Debería recordarlo, porque tenía 9 años y vivía en una casa donde la política era no importante: parte de lo que éramos. Pero lo único que recuerdo del 23F es ver a mi madre pegada a un transistor, algo que no sucedía nunca: en mi casa se escuchaba mucha música, pero apenas nunca la radio. De hecho, tengo la idea de que el transistor nos lo había prestado una vecina.
Al día siguiente fui a la escuela y allí sí hablamos del tema: el resto de niños y niñas, o al menos algunos de ellos, sí sabían qué había pasado. Quizás porque tenían tele, quizás porque les habían explicado, quizás porque preguntaron. Nos explicaron qué era un golpe de Estado y qué significaba “República bananera” (que expresión más racista, por cierto).

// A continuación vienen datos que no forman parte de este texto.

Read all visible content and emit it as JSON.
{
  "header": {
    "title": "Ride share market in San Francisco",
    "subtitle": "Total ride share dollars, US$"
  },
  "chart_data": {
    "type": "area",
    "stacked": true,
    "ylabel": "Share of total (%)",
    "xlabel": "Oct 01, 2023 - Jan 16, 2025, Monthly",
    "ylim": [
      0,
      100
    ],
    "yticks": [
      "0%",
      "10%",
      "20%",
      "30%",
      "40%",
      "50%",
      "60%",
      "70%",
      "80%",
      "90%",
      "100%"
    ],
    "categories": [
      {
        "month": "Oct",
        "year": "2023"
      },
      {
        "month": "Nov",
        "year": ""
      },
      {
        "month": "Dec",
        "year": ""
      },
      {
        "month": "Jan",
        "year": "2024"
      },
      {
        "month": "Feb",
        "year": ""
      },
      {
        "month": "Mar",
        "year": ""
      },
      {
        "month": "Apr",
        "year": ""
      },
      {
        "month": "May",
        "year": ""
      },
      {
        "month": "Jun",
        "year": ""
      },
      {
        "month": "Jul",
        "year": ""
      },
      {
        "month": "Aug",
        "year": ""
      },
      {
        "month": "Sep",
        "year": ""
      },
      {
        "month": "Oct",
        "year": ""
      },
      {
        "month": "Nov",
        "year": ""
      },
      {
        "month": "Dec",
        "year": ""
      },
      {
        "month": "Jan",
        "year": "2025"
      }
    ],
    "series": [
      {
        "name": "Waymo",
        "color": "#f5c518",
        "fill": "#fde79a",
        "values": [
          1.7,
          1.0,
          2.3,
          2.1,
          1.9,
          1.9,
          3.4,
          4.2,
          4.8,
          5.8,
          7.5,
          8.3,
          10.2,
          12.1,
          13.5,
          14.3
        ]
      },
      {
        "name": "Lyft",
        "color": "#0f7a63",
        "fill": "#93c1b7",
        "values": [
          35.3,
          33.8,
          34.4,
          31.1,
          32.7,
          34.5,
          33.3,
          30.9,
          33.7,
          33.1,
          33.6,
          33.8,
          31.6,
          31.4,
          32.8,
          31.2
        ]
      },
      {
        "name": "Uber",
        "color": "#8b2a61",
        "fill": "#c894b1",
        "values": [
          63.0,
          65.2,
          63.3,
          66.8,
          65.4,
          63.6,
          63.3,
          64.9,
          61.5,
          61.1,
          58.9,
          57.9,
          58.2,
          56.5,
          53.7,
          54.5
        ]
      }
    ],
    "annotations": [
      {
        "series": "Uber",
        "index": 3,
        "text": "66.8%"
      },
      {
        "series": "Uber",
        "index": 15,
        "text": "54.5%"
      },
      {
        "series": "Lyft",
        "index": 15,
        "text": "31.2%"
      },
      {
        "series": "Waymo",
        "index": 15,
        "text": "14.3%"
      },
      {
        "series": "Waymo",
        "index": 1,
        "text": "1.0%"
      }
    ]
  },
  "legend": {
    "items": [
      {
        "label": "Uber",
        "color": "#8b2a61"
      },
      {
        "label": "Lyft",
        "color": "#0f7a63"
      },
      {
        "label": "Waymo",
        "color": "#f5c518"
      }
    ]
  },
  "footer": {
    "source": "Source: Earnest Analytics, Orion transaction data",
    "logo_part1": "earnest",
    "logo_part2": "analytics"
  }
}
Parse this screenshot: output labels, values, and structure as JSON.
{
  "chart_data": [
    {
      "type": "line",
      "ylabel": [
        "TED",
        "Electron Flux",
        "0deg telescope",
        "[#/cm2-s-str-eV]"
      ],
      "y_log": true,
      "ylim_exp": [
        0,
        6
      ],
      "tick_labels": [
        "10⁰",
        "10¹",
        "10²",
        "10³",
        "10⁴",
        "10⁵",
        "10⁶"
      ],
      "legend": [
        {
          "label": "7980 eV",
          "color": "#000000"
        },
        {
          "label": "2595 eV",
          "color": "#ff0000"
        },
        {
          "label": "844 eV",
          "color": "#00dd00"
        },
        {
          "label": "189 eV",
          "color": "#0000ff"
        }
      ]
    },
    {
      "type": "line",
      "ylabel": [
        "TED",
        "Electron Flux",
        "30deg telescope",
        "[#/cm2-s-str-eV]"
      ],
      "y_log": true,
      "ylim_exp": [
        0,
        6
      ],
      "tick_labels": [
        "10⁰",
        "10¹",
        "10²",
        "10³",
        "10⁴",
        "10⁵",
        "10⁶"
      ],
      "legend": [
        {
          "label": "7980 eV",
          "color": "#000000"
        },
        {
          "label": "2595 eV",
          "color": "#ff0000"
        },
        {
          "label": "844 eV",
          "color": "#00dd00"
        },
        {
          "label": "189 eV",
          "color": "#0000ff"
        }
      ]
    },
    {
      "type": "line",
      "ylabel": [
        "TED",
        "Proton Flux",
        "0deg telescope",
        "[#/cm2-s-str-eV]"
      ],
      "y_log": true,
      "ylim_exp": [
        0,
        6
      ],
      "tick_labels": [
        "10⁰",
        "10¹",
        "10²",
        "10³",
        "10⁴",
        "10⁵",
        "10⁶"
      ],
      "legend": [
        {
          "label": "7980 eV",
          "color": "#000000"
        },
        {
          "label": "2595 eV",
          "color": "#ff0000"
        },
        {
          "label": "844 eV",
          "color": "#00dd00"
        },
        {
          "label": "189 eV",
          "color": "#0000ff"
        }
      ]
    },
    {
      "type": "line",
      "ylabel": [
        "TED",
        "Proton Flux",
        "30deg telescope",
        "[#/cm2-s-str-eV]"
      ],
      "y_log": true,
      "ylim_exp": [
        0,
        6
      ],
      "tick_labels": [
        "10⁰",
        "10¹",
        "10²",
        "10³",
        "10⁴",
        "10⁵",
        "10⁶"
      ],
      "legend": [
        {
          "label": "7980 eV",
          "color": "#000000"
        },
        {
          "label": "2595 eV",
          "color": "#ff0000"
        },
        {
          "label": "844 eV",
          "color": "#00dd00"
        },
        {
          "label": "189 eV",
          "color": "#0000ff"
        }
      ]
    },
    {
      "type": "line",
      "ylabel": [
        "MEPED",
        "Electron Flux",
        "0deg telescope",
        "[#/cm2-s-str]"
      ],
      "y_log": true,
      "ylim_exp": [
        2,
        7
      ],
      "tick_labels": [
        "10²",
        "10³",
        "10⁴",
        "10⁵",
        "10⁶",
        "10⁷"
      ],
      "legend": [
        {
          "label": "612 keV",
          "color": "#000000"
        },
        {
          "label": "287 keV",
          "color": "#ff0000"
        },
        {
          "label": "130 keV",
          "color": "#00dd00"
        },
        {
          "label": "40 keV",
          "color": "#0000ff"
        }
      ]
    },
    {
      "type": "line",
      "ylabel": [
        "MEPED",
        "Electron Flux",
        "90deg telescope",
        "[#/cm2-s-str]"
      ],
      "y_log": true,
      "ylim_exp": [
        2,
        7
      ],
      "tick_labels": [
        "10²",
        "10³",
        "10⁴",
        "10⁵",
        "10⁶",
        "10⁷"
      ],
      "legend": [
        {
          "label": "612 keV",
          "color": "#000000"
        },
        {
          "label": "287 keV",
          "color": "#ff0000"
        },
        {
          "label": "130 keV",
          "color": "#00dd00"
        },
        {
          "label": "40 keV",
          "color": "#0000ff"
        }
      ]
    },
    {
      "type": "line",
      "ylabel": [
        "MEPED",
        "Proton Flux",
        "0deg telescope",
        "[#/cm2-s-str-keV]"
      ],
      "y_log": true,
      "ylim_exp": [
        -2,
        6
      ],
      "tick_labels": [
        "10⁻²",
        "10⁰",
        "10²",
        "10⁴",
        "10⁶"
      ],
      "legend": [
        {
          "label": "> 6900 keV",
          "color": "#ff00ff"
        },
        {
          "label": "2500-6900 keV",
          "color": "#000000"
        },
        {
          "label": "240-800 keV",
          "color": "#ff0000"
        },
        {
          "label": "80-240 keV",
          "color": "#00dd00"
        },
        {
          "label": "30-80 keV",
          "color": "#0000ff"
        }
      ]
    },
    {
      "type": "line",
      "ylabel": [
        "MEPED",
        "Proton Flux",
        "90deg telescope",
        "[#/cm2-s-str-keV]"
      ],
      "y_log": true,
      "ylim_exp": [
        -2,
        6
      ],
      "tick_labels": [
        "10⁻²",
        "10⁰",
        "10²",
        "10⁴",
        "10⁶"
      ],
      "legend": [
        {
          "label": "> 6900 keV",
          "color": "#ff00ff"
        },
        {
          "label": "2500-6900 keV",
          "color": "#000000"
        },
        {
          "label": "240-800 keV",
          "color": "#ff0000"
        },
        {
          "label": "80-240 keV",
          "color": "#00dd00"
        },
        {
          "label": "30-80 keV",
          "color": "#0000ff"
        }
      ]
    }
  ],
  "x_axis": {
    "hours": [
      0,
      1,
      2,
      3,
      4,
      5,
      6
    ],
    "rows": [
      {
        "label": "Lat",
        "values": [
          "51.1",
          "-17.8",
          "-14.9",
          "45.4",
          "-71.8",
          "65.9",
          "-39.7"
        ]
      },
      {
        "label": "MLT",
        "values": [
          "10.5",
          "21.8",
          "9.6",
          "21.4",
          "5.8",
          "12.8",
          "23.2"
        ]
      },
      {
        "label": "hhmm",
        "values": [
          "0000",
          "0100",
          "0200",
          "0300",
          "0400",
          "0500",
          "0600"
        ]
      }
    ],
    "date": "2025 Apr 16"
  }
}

Tardé años no solo en entender sino en conocer qué había pasado. Y siempre me fascinó la imagen de los tres únicos hombres del hemiciclo que no se escondieron tras los escaños: el presidente saliente, Adolfo Suárez; el vicepresidente, el general Gutiérrez Mellado, que llamó al orden a los golpistas; y Santiago Carrillo, el secretario general del Partido Comunista recién legalizado, que pensó que al final le iban a matar igual, y siguió fumando en su escaño. Hombres que, siendo veinteañeros, estaban en bandos opuestos: Carrillo era jefe de la defensa del Madrid republicano y Gutiérrez Mellado, quintacolumnista de Franco, coincidieron en ese gesto que, dicen algunos, es el mito fundacional de la imperfecta democracia en al que vivimos ahora.